N8n self-hosted - sequential execution with third party tool - minimal setup with task spooler

the problem:
you want n8n concurrency but not for all workflows. you run self-hosted on a low power machine to which you have CLI access. you want to minimize the amount of containers you use.
example:
I have a rag pipeline running on a low-power device that reads from a filesystem in sequence and fires sub-workflows. the main workflow (the pipeline) cannot run in parallel. I tried scheduling it, and get multiple running instances no matter what.
solution (already proposed by N8N personnel): third-party tools.
edge linux solution: (compliant with n8n recommendations, using a minimal approach - 10 mins setup)

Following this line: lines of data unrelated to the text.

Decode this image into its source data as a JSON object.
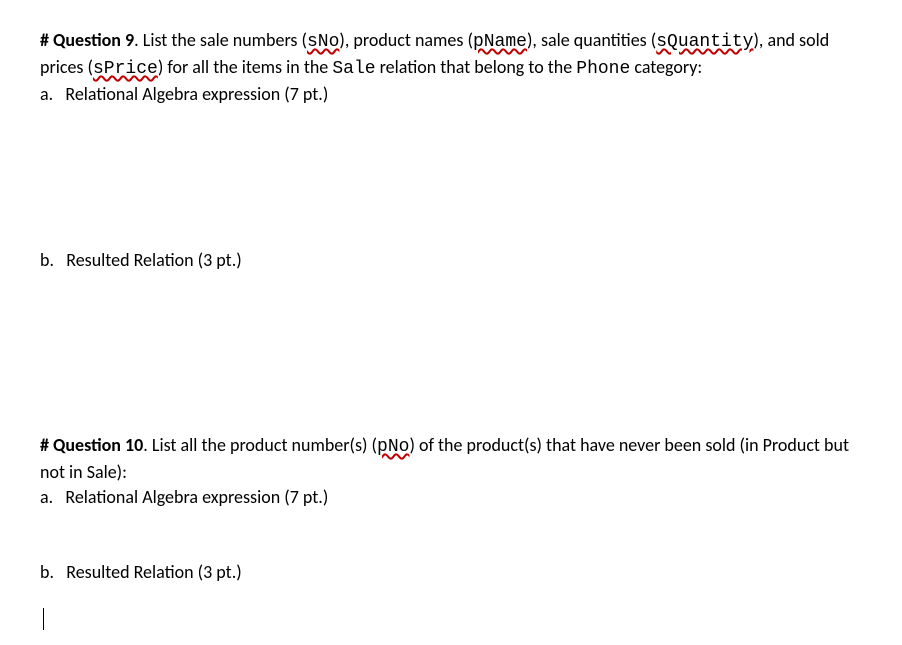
{
  "q9": {
    "header": "# Question 9",
    "text1": ". List the sale numbers (",
    "code1": "sNo",
    "text2": "), product names (",
    "code2": "pName",
    "text3": "), sale quantities (",
    "code3": "sQuantity",
    "text4": "), and sold prices (",
    "code4": "sPrice",
    "text5": ") for all the items in the ",
    "code5": "Sale",
    "text6": " relation that belong to the ",
    "code6": "Phone",
    "text7": " category:",
    "a_label": "a.",
    "a_text": "Relational Algebra expression (7 pt.)",
    "b_label": "b.",
    "b_text": "Resulted Relation (3 pt.)"
  },
  "q10": {
    "header": "# Question 10",
    "text1": ". List all the product number(s) (",
    "code1": "pNo",
    "text2": ") of the product(s) that have never been sold (in Product but not in Sale):",
    "a_label": "a.",
    "a_text": "Relational Algebra expression (7 pt.)",
    "b_label": "b.",
    "b_text": "Resulted Relation (3 pt.)"
  }
}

  1. write a shell script that calls the webhook and waits, put the shell somewhere on your host.
#!/bin/bash

WEBHOOK_URL="http://localhost:5678/webhook/my-workflow-id"

RESPONSE=$(curl -s -X GET "$WEBHOOK_URL")

echo "Response: $RESPONSE"
  1. install TSP (task spooler) from apt/deb. this allows to create execution queues on linux.
sudo apt install task-spooler
  1. create another script that adds to the tsp queue the webhook shell script call, if the queue does not have any other instance of the same script already in queue (so max queued scripts: 1 running and up to 1 waiting). this keeps the queues tidy. add at the bottom of the script a section to clean the completed queue history. this reduces unnecessary logging.
#!/bin/sh

#wait some time to ensure we do not fire the next run too soon, adjust to your liking or remove
sleep 3

JOB_NAME="n8n_queue"
WEBHOOK_SCRIPT="/home/ubuntarr/scripts/webhook_triggers/n8n_rag.sh"

# Check if there are any queued jobs with the specified name
queued_jobs_named=$(tsp -l | grep "$JOB_NAME" | grep -c queued)

if [ "$queued_jobs_named" -eq 0 ]; then
  echo "No queued '$JOB_NAME' jobs found. Adding webhook call to task-spooler queue."

  # Enqueue the job with a timeout of 2 hours, silence all output
  tsp -L "$JOB_NAME" timeout 2h sh -c "$WEBHOOK_SCRIPT > /dev/null 2>&1" > /dev/null 2>&1

  echo "Job added to task-spooler queue."
else
  echo "There is already a queued job named '$JOB_NAME'. Not adding a new job."
fi

# Cleanup: Remove completed jobs
echo "Cleaning up completed jobs..."
tsp -C
echo "Cleanup done."

  1. schedule calls to the tsp trigger script from crontab with the desired frequency.
# run every 5 mins
*/5 * * * * /path/to/your/tsp_queuing_script.sh > /dev/null

this approach has the added value that you do not care anymore if health checks fail or the n8n ui is unresponsive or whatever - which happens to me very often. you will see what failed and what not from cron.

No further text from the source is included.